The imagination and spontaneity of masquerade artistry fills spaces and places with rhythm, color, joy, and social cohesion and they are the foundation of my artistic process. I dance to celebrate energy forces in nature and to honor the importance of civility in the public sphere. My inspirations are children, family, community, and expressive singing and dancing.
“Cultivating natural ability is what interests me most about being a teaching artist. I primarily teach dance associated with masquerade culture in the Africana Atlantic World (Gulf states, Caribbean and Latin/Francophone Americas).
In my residencies, children design their costumes from sketch to wearble masquerades. They compose short songs and make handheld instruments. My primary focus as a teaching artist in these spaces is to provide context, choreography, musical accompaniment, and materials for the students to put their imaginations to work. There are so many opportunities for child directed learning. There are multiple times during art experiences where I serve only as a side coach and that excites me.
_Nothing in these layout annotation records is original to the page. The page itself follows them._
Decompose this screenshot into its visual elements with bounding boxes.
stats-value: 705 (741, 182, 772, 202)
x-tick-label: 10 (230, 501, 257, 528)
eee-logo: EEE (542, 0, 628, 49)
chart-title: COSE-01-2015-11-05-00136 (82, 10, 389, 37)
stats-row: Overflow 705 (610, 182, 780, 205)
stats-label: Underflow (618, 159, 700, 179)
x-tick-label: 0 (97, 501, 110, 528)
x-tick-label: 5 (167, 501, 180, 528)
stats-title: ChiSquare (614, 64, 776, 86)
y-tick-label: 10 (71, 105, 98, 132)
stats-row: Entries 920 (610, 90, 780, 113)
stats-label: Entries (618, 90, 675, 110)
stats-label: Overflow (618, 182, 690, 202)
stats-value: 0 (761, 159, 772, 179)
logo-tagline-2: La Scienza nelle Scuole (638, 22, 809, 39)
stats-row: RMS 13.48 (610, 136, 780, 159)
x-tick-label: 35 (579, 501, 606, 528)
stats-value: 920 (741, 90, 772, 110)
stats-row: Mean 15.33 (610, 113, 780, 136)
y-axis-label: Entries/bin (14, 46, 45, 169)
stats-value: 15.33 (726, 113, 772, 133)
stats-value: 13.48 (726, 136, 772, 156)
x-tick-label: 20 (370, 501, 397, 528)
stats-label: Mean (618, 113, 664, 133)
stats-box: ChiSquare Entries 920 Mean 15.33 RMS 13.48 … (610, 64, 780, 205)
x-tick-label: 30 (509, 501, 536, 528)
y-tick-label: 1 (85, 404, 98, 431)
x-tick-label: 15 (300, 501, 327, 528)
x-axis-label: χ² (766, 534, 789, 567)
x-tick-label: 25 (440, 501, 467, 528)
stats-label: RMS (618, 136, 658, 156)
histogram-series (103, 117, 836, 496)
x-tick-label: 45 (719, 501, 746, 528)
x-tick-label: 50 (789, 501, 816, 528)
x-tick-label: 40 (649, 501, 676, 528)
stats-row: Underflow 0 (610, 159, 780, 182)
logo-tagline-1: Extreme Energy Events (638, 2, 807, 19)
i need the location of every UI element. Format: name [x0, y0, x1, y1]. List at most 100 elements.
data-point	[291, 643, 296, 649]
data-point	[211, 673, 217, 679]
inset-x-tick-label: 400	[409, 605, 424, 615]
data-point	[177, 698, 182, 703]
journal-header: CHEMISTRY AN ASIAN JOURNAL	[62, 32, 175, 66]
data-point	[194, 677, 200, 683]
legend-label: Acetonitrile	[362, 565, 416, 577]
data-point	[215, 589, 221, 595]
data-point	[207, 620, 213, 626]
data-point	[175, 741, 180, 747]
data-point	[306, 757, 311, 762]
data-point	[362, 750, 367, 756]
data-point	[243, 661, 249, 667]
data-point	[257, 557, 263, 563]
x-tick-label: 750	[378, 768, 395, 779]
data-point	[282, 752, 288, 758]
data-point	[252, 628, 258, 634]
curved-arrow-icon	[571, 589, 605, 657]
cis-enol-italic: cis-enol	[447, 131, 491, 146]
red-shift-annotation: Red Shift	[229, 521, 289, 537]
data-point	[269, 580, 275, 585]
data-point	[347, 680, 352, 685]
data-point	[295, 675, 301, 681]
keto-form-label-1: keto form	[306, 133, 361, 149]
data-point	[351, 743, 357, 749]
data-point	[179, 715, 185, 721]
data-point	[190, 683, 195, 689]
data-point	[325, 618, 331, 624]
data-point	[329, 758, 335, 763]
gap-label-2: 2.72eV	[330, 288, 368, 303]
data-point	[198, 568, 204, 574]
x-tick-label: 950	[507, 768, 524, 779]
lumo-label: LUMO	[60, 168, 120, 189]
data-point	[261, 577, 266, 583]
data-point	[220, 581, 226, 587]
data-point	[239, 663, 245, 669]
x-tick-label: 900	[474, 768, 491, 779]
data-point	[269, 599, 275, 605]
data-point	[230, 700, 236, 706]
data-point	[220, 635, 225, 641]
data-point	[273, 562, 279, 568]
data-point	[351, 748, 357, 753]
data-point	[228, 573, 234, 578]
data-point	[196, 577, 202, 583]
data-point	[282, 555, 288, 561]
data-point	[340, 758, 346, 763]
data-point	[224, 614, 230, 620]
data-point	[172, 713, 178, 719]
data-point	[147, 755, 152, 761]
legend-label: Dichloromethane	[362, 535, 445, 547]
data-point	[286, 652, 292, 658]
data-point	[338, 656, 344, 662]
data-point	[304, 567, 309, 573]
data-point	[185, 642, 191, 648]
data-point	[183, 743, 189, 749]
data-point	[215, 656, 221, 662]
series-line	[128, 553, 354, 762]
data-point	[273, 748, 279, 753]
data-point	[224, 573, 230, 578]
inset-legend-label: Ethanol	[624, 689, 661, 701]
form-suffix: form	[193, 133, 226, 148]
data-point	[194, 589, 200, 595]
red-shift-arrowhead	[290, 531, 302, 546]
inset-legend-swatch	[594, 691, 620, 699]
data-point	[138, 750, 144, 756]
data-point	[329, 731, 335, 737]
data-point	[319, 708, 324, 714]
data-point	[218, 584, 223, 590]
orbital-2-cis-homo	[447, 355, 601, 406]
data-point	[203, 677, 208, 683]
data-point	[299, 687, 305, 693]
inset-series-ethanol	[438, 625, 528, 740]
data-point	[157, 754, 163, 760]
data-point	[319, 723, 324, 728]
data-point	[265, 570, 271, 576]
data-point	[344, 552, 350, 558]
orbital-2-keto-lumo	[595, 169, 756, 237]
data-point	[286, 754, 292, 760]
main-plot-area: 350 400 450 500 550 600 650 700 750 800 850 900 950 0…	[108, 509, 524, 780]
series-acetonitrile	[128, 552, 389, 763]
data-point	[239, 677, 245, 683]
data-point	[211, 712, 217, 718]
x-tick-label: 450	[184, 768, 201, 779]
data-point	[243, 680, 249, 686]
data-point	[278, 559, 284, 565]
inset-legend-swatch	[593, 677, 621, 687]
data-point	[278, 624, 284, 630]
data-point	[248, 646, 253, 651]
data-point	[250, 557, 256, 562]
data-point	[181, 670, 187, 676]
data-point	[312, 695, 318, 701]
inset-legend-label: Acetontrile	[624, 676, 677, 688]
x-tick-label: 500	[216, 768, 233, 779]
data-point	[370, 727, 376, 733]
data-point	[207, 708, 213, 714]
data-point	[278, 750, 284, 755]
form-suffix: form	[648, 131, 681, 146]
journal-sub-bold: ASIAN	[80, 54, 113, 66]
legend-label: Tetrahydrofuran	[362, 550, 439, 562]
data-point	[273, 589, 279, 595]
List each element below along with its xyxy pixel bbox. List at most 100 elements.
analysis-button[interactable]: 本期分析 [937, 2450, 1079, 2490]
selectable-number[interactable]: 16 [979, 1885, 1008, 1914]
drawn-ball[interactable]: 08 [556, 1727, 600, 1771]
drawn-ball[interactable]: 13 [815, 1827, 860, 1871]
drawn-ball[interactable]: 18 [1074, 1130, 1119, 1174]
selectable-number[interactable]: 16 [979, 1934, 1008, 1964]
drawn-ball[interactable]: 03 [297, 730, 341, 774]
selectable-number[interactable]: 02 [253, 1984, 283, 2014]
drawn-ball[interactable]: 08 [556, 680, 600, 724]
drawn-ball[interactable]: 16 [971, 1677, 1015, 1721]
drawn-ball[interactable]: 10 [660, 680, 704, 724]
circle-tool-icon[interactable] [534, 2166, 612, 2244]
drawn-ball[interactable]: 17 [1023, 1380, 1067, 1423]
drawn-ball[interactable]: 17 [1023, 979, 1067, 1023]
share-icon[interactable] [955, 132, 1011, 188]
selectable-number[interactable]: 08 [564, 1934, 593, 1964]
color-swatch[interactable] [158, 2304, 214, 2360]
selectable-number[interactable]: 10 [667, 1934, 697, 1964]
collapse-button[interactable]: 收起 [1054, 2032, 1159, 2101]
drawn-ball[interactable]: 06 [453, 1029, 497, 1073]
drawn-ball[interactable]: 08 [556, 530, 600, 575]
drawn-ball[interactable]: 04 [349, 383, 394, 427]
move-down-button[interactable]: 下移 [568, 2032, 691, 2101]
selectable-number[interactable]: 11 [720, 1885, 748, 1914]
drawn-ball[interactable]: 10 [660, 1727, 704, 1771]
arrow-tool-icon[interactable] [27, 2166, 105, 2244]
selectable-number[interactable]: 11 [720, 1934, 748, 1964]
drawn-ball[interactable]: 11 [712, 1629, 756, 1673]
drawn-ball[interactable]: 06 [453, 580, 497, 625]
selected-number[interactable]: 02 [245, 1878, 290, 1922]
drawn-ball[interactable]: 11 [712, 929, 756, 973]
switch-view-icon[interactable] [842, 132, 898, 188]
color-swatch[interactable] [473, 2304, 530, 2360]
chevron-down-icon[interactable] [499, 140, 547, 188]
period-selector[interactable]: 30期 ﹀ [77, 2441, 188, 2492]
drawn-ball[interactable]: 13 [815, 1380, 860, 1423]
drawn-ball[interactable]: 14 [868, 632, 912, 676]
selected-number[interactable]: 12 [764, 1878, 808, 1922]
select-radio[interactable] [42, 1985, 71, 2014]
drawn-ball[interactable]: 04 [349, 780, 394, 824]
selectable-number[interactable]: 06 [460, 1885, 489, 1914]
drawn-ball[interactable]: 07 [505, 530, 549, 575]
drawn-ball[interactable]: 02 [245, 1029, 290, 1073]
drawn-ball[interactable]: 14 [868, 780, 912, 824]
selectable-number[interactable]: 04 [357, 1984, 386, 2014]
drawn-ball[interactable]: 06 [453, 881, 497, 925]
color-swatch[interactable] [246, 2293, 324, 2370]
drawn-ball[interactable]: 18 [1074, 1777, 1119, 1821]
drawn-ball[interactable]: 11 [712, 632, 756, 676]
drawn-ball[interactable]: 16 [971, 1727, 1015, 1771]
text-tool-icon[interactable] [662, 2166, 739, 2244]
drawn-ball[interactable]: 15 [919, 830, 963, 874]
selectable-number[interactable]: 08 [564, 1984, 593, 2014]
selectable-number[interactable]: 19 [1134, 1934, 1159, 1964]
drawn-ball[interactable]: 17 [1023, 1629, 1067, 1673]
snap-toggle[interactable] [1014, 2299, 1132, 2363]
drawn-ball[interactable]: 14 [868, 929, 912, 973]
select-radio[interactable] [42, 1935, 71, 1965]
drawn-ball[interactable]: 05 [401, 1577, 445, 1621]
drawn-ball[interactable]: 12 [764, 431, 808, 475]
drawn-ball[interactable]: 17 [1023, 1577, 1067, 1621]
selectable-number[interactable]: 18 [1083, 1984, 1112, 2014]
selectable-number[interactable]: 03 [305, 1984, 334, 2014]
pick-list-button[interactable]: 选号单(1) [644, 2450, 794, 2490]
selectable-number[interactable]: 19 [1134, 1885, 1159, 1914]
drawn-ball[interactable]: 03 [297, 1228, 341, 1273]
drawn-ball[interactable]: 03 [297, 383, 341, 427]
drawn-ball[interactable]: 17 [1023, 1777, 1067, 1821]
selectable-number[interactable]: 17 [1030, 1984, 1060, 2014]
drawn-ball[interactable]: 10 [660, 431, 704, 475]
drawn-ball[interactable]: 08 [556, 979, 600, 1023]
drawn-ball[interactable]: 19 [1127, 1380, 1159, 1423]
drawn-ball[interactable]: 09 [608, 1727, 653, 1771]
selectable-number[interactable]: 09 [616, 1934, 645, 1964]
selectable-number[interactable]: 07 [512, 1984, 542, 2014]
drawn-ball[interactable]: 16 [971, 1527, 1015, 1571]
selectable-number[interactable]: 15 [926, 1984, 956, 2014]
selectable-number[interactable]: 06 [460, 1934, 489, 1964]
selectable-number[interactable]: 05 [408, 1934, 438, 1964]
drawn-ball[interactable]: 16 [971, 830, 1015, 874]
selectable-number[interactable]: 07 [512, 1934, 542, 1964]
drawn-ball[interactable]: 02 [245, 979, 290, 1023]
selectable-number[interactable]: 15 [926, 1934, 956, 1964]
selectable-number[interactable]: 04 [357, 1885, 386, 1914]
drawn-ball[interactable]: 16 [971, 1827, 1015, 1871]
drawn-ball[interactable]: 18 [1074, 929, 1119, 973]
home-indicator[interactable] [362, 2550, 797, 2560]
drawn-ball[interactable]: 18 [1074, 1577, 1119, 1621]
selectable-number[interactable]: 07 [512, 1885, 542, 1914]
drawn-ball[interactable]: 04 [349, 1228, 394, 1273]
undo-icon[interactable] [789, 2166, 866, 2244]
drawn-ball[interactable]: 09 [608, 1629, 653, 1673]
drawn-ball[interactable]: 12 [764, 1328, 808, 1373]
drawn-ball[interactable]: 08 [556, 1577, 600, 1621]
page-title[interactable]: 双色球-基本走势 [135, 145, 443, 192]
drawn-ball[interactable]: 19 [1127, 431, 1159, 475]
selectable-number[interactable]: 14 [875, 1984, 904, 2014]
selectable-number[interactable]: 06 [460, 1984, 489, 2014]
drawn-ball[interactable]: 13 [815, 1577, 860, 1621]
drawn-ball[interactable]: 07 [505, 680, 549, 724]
Children’s masquerade troupes in Louisiana, Trinidad and Tobago and Brazil are competitive and essential rights of passage in those communities, offering youth the chance to show they can work collectively to create a public and engaging work of art that honors social cohesion and merrymaking. Handing over these global approaches to art making for children to create their own memorable experiences motivates me in each residency experiece.”
“Child directed learning, problem based instruction and connecting the student’s work to their homes and communities are hallmarks of my work. Children are art ambassadors and their work inspires joy and well-being in familes, homes and communties of all shapes and sizes. When I set my choreography on students it travels further and deeper and is more functional than me performing on a stage. Lasting memories and long-term critical thinking skills are what I am to inspire in youth I am privileged to teach.”